Eskom officials in KwaZulu-Natal have laid bare the challenges they face, including municipal debt of R2.2 billion.
Marlaine Nair, chairperson of the KwaZulu-Natal Legislature Cooperative Governance and Traditional Affairs Portfolio Committee, said they had requested Eskom to brief the committee on the thorny issue of damaged electricity transformers that leave communities without power supply.
“The committee also shared with Eskom issues raised by the public and councillors to get feedback and work towards overall improvement,” said Nair.
She said Eskom was working to remedy the many challenges including complaints of corruption with technicians, delayed response, hostile staff, and complaints of Eskom attending to faults several days after the complaint was logged.
Nair stated that the KZN Department of Cooperative Governance and Traditional Affairs (Cogta) had loaned Eskom R30 million for the replacement of stolen/vandalised transformers.

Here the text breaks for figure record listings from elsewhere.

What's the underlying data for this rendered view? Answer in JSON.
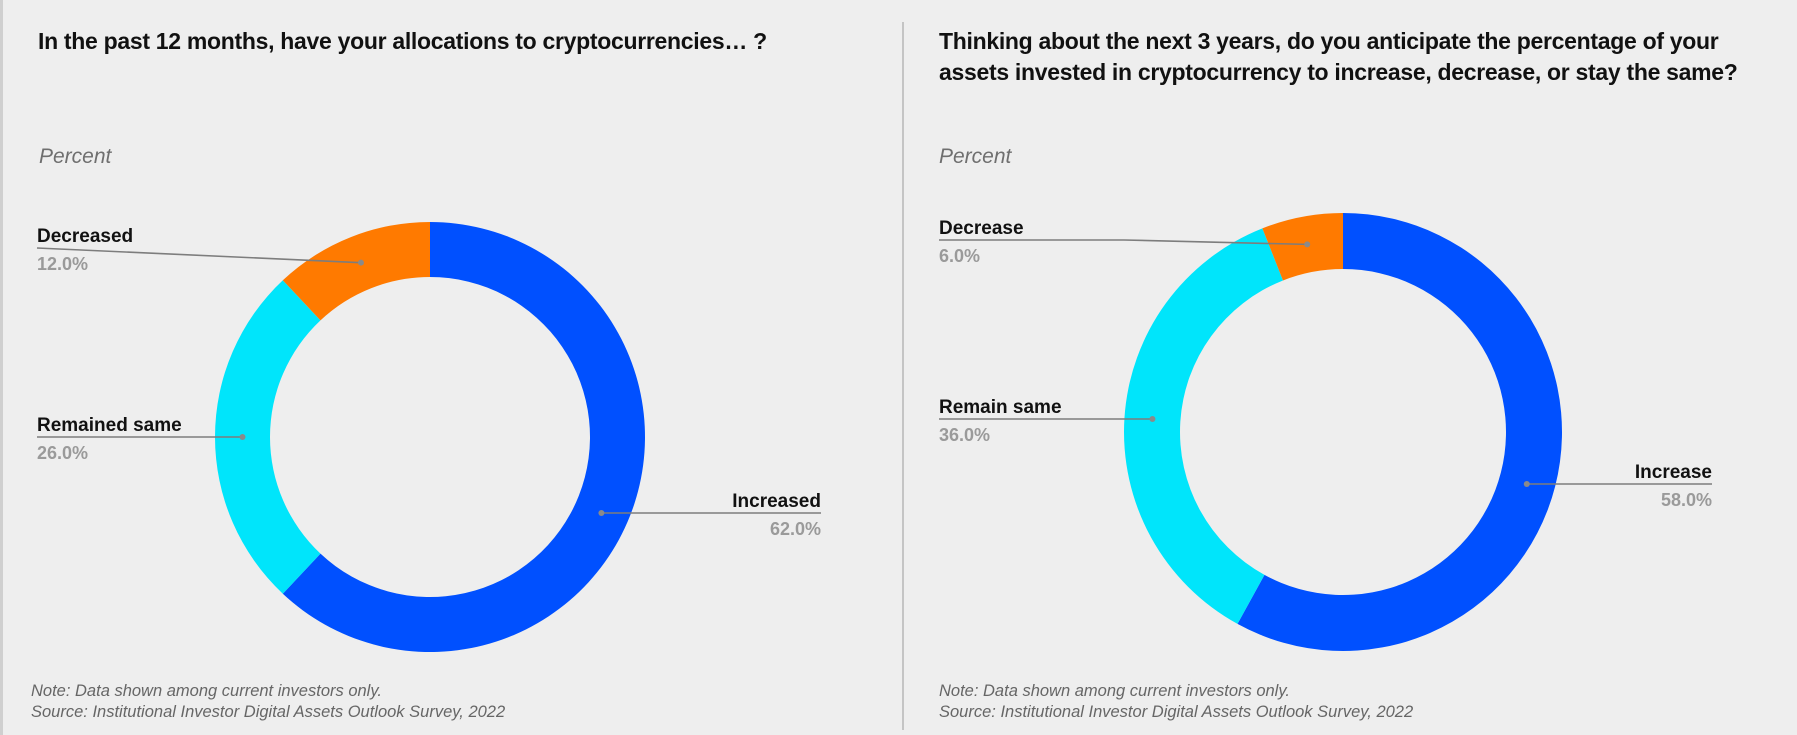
{
  "chart_data": [
    {
      "type": "pie",
      "variant": "donut",
      "title": "In the past 12 months, have your allocations to cryptocurrencies… ?",
      "subtitle": "Percent",
      "categories": [
        "Increased",
        "Remained same",
        "Decreased"
      ],
      "values": [
        62.0,
        26.0,
        12.0
      ],
      "value_labels": [
        "62.0%",
        "26.0%",
        "12.0%"
      ],
      "colors": [
        "#0050ff",
        "#00e5fb",
        "#ff7a00"
      ],
      "start": "top, clockwise",
      "footer": {
        "note": "Note: Data shown among current investors only.",
        "source": "Source: Institutional Investor Digital Assets Outlook Survey, 2022"
      }
    },
    {
      "type": "pie",
      "variant": "donut",
      "title": "Thinking about the next 3 years, do you anticipate the percentage of your assets invested in cryptocurrency to increase, decrease, or stay the same?",
      "subtitle": "Percent",
      "categories": [
        "Increase",
        "Remain same",
        "Decrease"
      ],
      "values": [
        58.0,
        36.0,
        6.0
      ],
      "value_labels": [
        "58.0%",
        "36.0%",
        "6.0%"
      ],
      "colors": [
        "#0050ff",
        "#00e5fb",
        "#ff7a00"
      ],
      "start": "top, clockwise",
      "footer": {
        "note": "Note: Data shown among current investors only.",
        "source": "Source: Institutional Investor Digital Assets Outlook Survey, 2022"
      }
    }
  ]
}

“The Cabinet had reimbursed Cogta for the amount but we wanted to ascertain if this would be ongoing because it would not be sustainable. Eskom has moved toward being almost fully digitised, while many people simply want the human element of getting an empathetic human response.
“We have established a relationship with Eskom as a committee so we will be building on that. They have also taken our remarks and issues raised into consideration and pledged to work on them,” Nair said.
In terms of debt, municipalities in KZN owe R2.2 billion to Eskom. As of December 2024, the following municipalities owed money: Newcastle, Msunduzi, Mpofana, Ulundi, Endumeni, and Mthonjaneni.
Eskom reportedly maintains a positive working relationship with eThekwini Municipality, one of its major clients.
Street lighting, the Key Revision Number (KRN) rollover project, and illegal connections in certain eThekwini wards provided by Eskom in the municipal area are among the difficulties that Eskom and eThekwini are collaborating to resolve.
Eskom KZN is in charge of owning, maintaining, and supplying KZN’s 1.3 million customers with power. The main issues facing Eskom in KZN are illicit connections, theft, vandalism, subcontractors who seek 30% of Eskom projects, energy losses, overloading-related transformer failures, and locations where safety risks and crime prevent Eskom staff from attending to faults.
The KZN South Coast boasts more subterranean cable networks than the rest of the province, according to Eskom. Every week, wires are stolen and vandalised.
The power utility claims that subcontractors are refusing to comply with Eskom procedures and minimum criteria, demanding work, stopping electrification projects, and demanding their own rates.
Other challenges are:
▪ Customers are connecting themselves illegally and those already connected by Eskom are tampering with their meters which directly lead to load reduction and transformer failures.
▪ There are materials theft on Eskom sites, mainly transformers, airdac, and meters.
▪ Community interference in projects, which delay the progress.
▪ Communities purchase and connect illegal transformers on to an Eskom grid. Money is collected to purchase illegal transformers and pay a contractor for the installation instead of using that money to pay tamper fines.
▪ Community members illegally move themselves onto another transformer.
▪ Community members purchase secondary meters and pay their own electricians to illegally connect to Eskom Grid instead of paying the tamper fine.
▪ Community members opting to connect directly to Eskom without any meter (direct connection), which poses a safety risk.
Eskom plans to implement a five-year plan to audit and normalise all meter bypasses and meter failures in KZN.
The power utility is implementing tracking of smart meters to detect customers regressing to zero buying and action with audits.